Atomistic methods have successfully modeled different aspects of shock wave propagation in materials over the past several decades, but they suffer from limitations which restrict the total runtime and system size. Multiscale methods have been able to increase the length and time scales that can be modeled but employing such schemes to simulate wave propagation and evolution through engineering-scale domains is an active area of research. In this work, we develop two distinct moving window approaches within a Concurrent Atomistic–Continuum (CAC) framework to model shock wave propagation through a one-dimensional monatomic chain. In the first method, the entire CAC system travels with the shock in a conveyor fashion and maintains the shock front in the middle of the overall domain. In the second method, the atomistic region follows the shock by the simultaneous coarsening and refinement of the continuum regions. The CAC and moving window frameworks are verified through dispersion relation studies and phonon wave packet tests.
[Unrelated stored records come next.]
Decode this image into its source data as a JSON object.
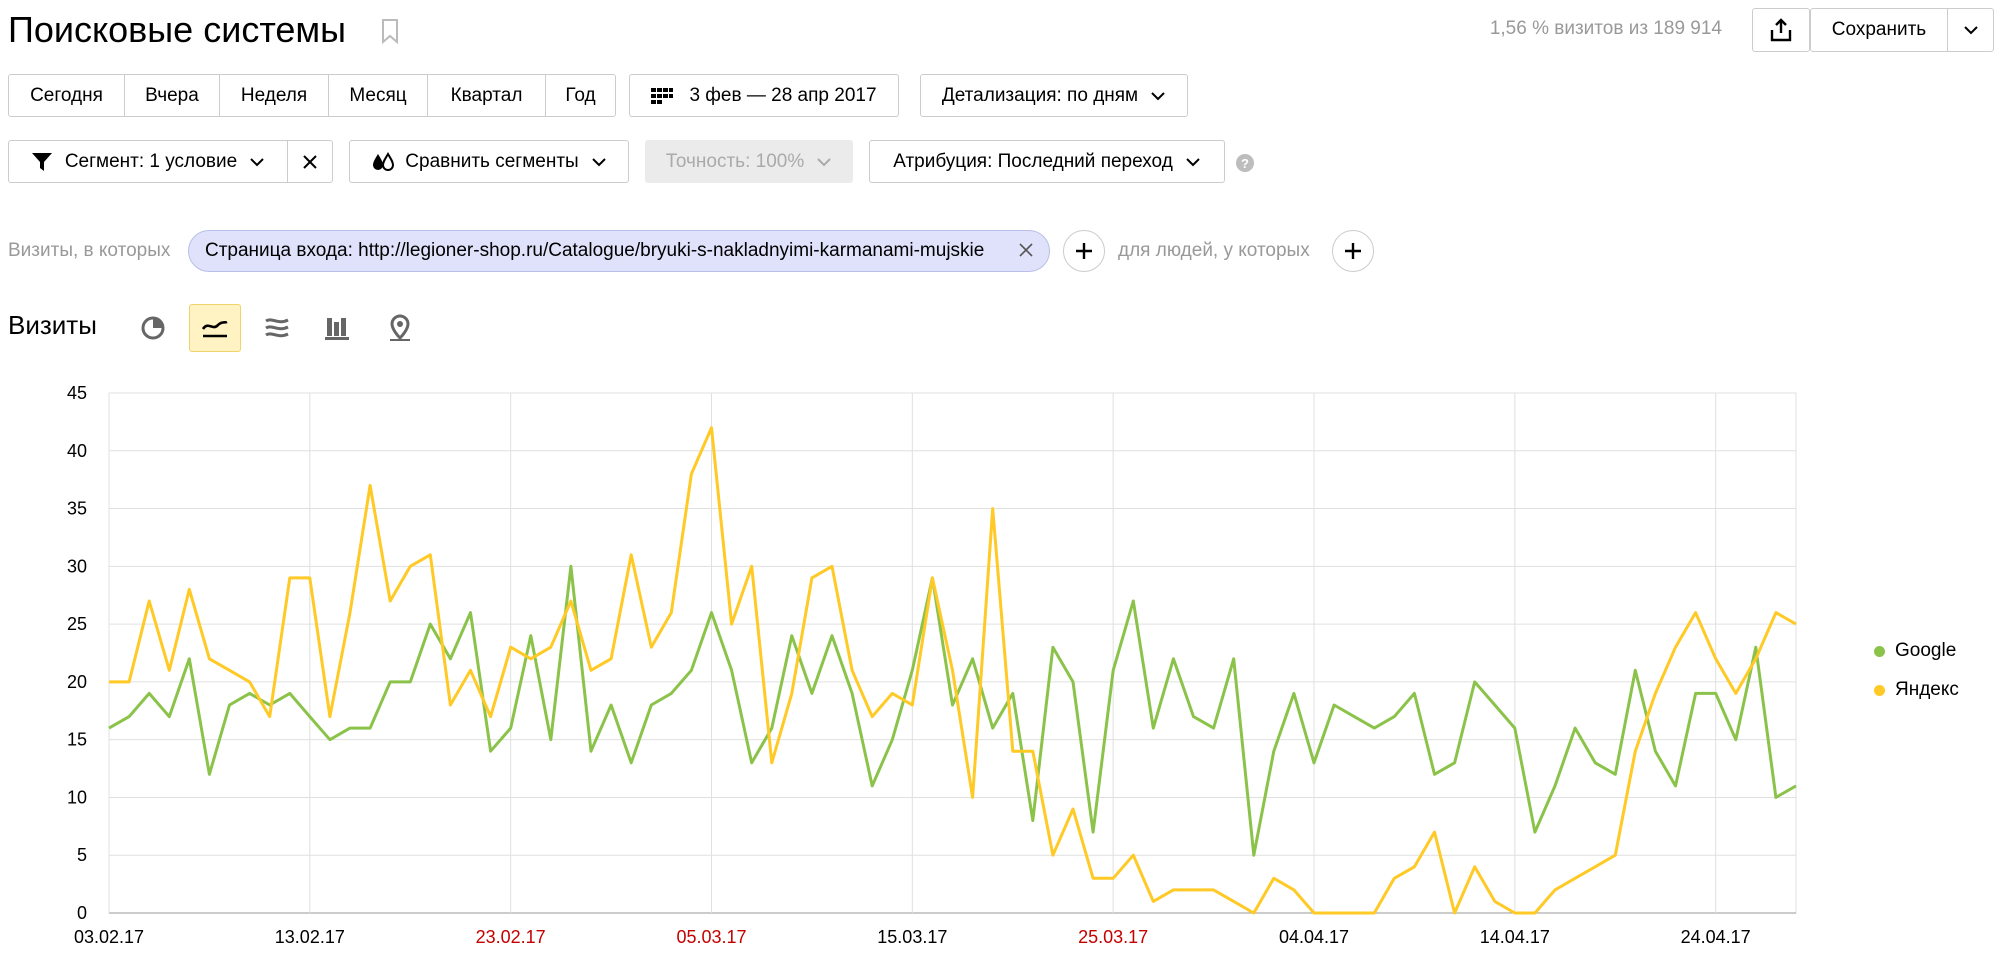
{
  "header": {
    "title": "Поисковые системы",
    "visits_info": "1,56 % визитов из 189 914",
    "save_label": "Сохранить"
  },
  "period_tabs": [
    "Сегодня",
    "Вчера",
    "Неделя",
    "Месяц",
    "Квартал",
    "Год"
  ],
  "date_range": "3 фев — 28 апр 2017",
  "detail": "Детализация: по дням",
  "segment": {
    "label": "Сегмент: 1 условие",
    "compare": "Сравнить сегменты",
    "accuracy": "Точность: 100%",
    "attribution": "Атрибуция: Последний переход",
    "help": "?"
  },
  "conditions": {
    "visits_label": "Визиты, в которых",
    "chip": "Страница входа: http://legioner-shop.ru/Catalogue/bryuki-s-nakladnyimi-karmanami-mujskie",
    "people_label": "для людей, у которых"
  },
  "section_title": "Визиты",
  "icons": [
    "bookmark-icon",
    "share-icon",
    "chevron-down-icon",
    "calendar-icon",
    "filter-icon",
    "close-icon",
    "compare-icon",
    "plus-icon",
    "pie-chart-icon",
    "line-chart-icon",
    "area-chart-icon",
    "bar-chart-icon",
    "map-icon"
  ],
  "colors": {
    "google": "#8bc34a",
    "yandex": "#ffc926",
    "weekend_tick": "#c40000",
    "active_view": "#fff3c4"
  },
  "chart_data": {
    "type": "line",
    "ylim": [
      0,
      45
    ],
    "yticks": [
      "0",
      "5",
      "10",
      "15",
      "20",
      "25",
      "30",
      "35",
      "40",
      "45"
    ],
    "xticks": [
      {
        "label": "03.02.17",
        "index": 0,
        "weekend": false
      },
      {
        "label": "13.02.17",
        "index": 10,
        "weekend": false
      },
      {
        "label": "23.02.17",
        "index": 20,
        "weekend": true
      },
      {
        "label": "05.03.17",
        "index": 30,
        "weekend": true
      },
      {
        "label": "15.03.17",
        "index": 40,
        "weekend": false
      },
      {
        "label": "25.03.17",
        "index": 50,
        "weekend": true
      },
      {
        "label": "04.04.17",
        "index": 60,
        "weekend": false
      },
      {
        "label": "14.04.17",
        "index": 70,
        "weekend": false
      },
      {
        "label": "24.04.17",
        "index": 80,
        "weekend": false
      }
    ],
    "x_start": "03.02.17",
    "x_end": "28.04.17",
    "legend_position": "right",
    "series": [
      {
        "name": "Google",
        "color": "#8bc34a",
        "values": [
          16,
          17,
          19,
          17,
          22,
          12,
          18,
          19,
          18,
          19,
          17,
          15,
          16,
          16,
          20,
          20,
          25,
          22,
          26,
          14,
          16,
          24,
          15,
          30,
          14,
          18,
          13,
          18,
          19,
          21,
          26,
          21,
          13,
          16,
          24,
          19,
          24,
          19,
          11,
          15,
          21,
          29,
          18,
          22,
          16,
          19,
          8,
          23,
          20,
          7,
          21,
          27,
          16,
          22,
          17,
          16,
          22,
          5,
          14,
          19,
          13,
          18,
          17,
          16,
          17,
          19,
          12,
          13,
          20,
          18,
          16,
          7,
          11,
          16,
          13,
          12,
          21,
          14,
          11,
          19,
          19,
          15,
          23,
          10,
          11
        ]
      },
      {
        "name": "Яндекс",
        "color": "#ffc926",
        "values": [
          20,
          20,
          27,
          21,
          28,
          22,
          21,
          20,
          17,
          29,
          29,
          17,
          26,
          37,
          27,
          30,
          31,
          18,
          21,
          17,
          23,
          22,
          23,
          27,
          21,
          22,
          31,
          23,
          26,
          38,
          42,
          25,
          30,
          13,
          19,
          29,
          30,
          21,
          17,
          19,
          18,
          29,
          21,
          10,
          35,
          14,
          14,
          5,
          9,
          3,
          3,
          5,
          1,
          2,
          2,
          2,
          1,
          0,
          3,
          2,
          0,
          0,
          0,
          0,
          3,
          4,
          7,
          0,
          4,
          1,
          0,
          0,
          2,
          3,
          4,
          5,
          14,
          19,
          23,
          26,
          22,
          19,
          22,
          26,
          25
        ]
      }
    ]
  }
}
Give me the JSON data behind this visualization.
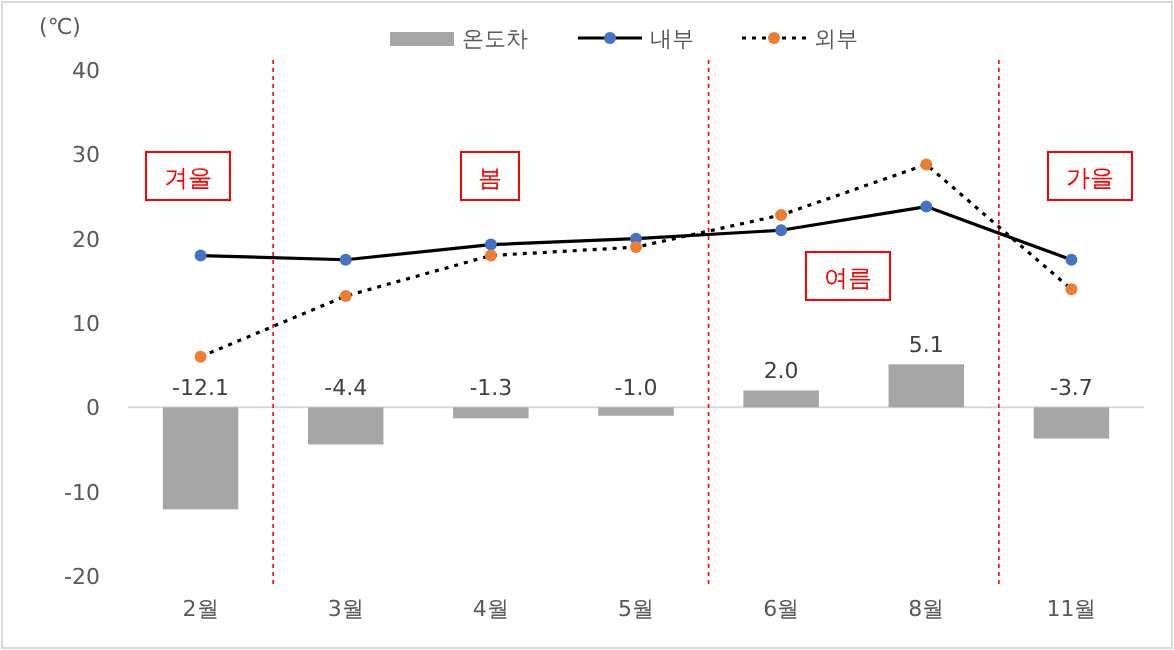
{
  "chart_data": {
    "type": "bar",
    "ylabel": "(℃)",
    "categories": [
      "2월",
      "3월",
      "4월",
      "5월",
      "6월",
      "8월",
      "11월"
    ],
    "ylim": [
      -20,
      40
    ],
    "yticks": [
      -20,
      -10,
      0,
      10,
      20,
      30,
      40
    ],
    "legend": "top",
    "grid": false,
    "series": [
      {
        "name": "온도차",
        "color": "#a6a6a6",
        "values": [
          -12.1,
          -4.4,
          -1.3,
          -1.0,
          2.0,
          5.1,
          -3.7
        ],
        "value_labels": [
          "-12.1",
          "-4.4",
          "-1.3",
          "-1.0",
          "2.0",
          "5.1",
          "-3.7"
        ]
      },
      {
        "name": "내부",
        "type": "line",
        "color": "#000000",
        "line_style": "solid",
        "marker": "circle",
        "colors": [
          "#4472c4",
          "#4472c4",
          "#4472c4",
          "#4472c4",
          "#4472c4",
          "#4472c4",
          "#4472c4"
        ],
        "values": [
          18.0,
          17.5,
          19.3,
          20.0,
          21.0,
          23.8,
          17.5
        ]
      },
      {
        "name": "외부",
        "type": "line",
        "color": "#000000",
        "line_style": "dotted",
        "marker": "circle",
        "colors": [
          "#ed7d31",
          "#ed7d31",
          "#ed7d31",
          "#ed7d31",
          "#ed7d31",
          "#ed7d31",
          "#ed7d31"
        ],
        "values": [
          6.0,
          13.2,
          18.0,
          19.0,
          22.8,
          28.8,
          14.0
        ]
      }
    ],
    "annotations": [
      "겨울",
      "봄",
      "여름",
      "가을"
    ]
  }
}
We achieve good agreement between the simulated shock velocities and the values obtained from theory with the conveyor technique, while the coarsen-refine technique allows us to follow the propagating wave front through a large-scale domain. This work showcases the ability of the CAC method to accurately simulate propagating shocks and also demonstrates how a moving window technique can be used in a multiscale framework to study highly nonlinear, transient phenomena.